I am doing a migration job from pyspark query into snowflake query and wondering which option is better between below A, B options.
To avoid unnecessary query, I would like to go B option if there are not that significant performance difference.
In B option, does snowflake query engine automatically optimize and internally behaves like the A option?
A option
With A1 AS (select * from a1 where date='2021-10-20'),
A2 AS (select * from a2 where date='2021-10-20'),
A3 AS (select * from a3 where date='2021-10-20'),
A4 AS (select * from a4 where date='2021-10-20'),
A5 AS (select * from a5 where date='2021-10-20')
SELECT *
FROM final_merged_table
and B option
With A1 AS (select * from a1),
A2 AS (select * from a2),
A3 AS (select * from a3),
A4 AS (select * from a4),
A5 AS (select * from a5)
SELECT *
FROM final_merged_table
WHERE date = '2021-10-20'
CodePudding user response:
We can test this. First, let's construct a table with a week of dates and several million rows:
create or replace table one_week2
as
select '2020-04-01'::date (7*seq8()/100000000)::int day, random() data, random() data2, random() data3
from table(generator(rowcount => 100000000))
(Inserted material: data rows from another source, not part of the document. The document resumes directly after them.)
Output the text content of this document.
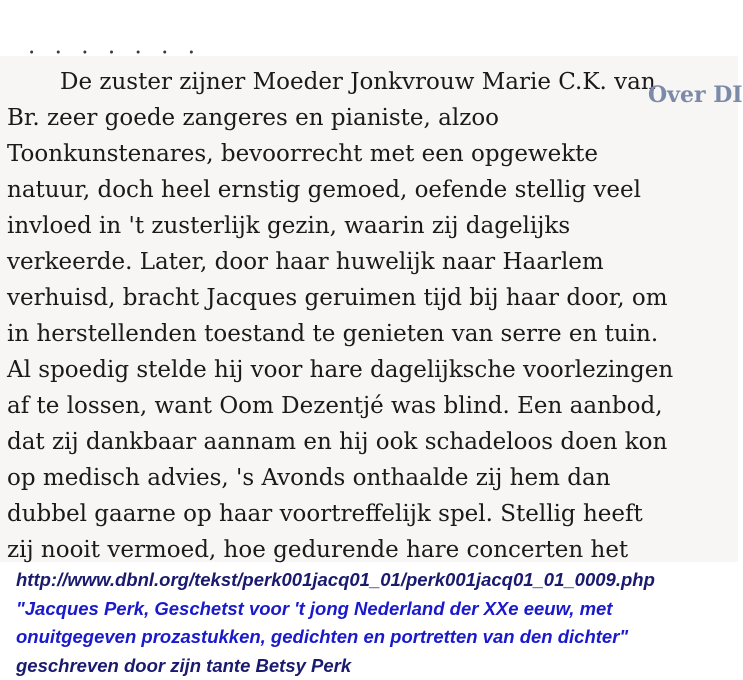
· · · · · · ·
De zuster zijner Moeder Jonkvrouw Marie C.K. van
Br. zeer goede zangeres en pianiste, alzoo
Toonkunstenares, bevoorrecht met een opgewekte
natuur, doch heel ernstig gemoed, oefende stellig veel
invloed in 't zusterlijk gezin, waarin zij dagelijks
verkeerde. Later, door haar huwelijk naar Haarlem
verhuisd, bracht Jacques geruimen tijd bij haar door, om
in herstellenden toestand te genieten van serre en tuin.
Al spoedig stelde hij voor hare dagelijksche voorlezingen
af te lossen, want Oom Dezentjé was blind. Een aanbod,
dat zij dankbaar aannam en hij ook schadeloos doen kon
op medisch advies, 's Avonds onthaalde zij hem dan
dubbel gaarne op haar voortreffelijk spel. Stellig heeft
zij nooit vermoed, hoe gedurende hare concerten het
Over DI
http://www.dbnl.org/tekst/perk001jacq01_01/perk001jacq01_01_0009.php
"Jacques Perk, Geschetst voor 't jong Nederland der XXe eeuw, met
onuitgegeven prozastukken, gedichten en portretten van den dichter"
geschreven door zijn tante Betsy Perk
Now we can write both queries to go over this table:
Option 1:
With A1 AS (select * from one_week2 where day='2020-04-05'),
A2 AS (select * from one_week2 where day='2020-04-05'),
A3 AS (select * from one_week2 where day='2020-04-05'),
A4 AS (select * from one_week2 where day='2020-04-05'),
A5 AS (select * from one_week2 where day='2020-04-05'),
final_merged_table as (
select * from a1
union all select * from a2
union all select * from a3
union all select * from a4
union all select * from a5)
SELECT count(*)
FROM final_merged_table
Option 2:
With A1 AS (select * from one_week2),
A2 AS (select * from one_week2),
A3 AS (select * from one_week2),
A4 AS (select * from one_week2),
A5 AS (select * from one_week2),
final_merged_table as (
select * from a1
union all select * from a2
union all select * from a3
union all select * from a4
union all select * from a5)
SELECT count(*)
FROM final_merged_table
where day='2020-04-05'
;
When we run these queries, the profile for both looks identical - as the filter has been pushed down:
Option 1 profile
Option 2 profile
In summary
You can trust the Snowflake optimizer.
Trust is important, but also verify: Sometimes the optimizer can get confused by convoluted CTEs. Sometimes the Snowflake engs optimize the optimizer, and what doesn't work today, can work better tomorrow.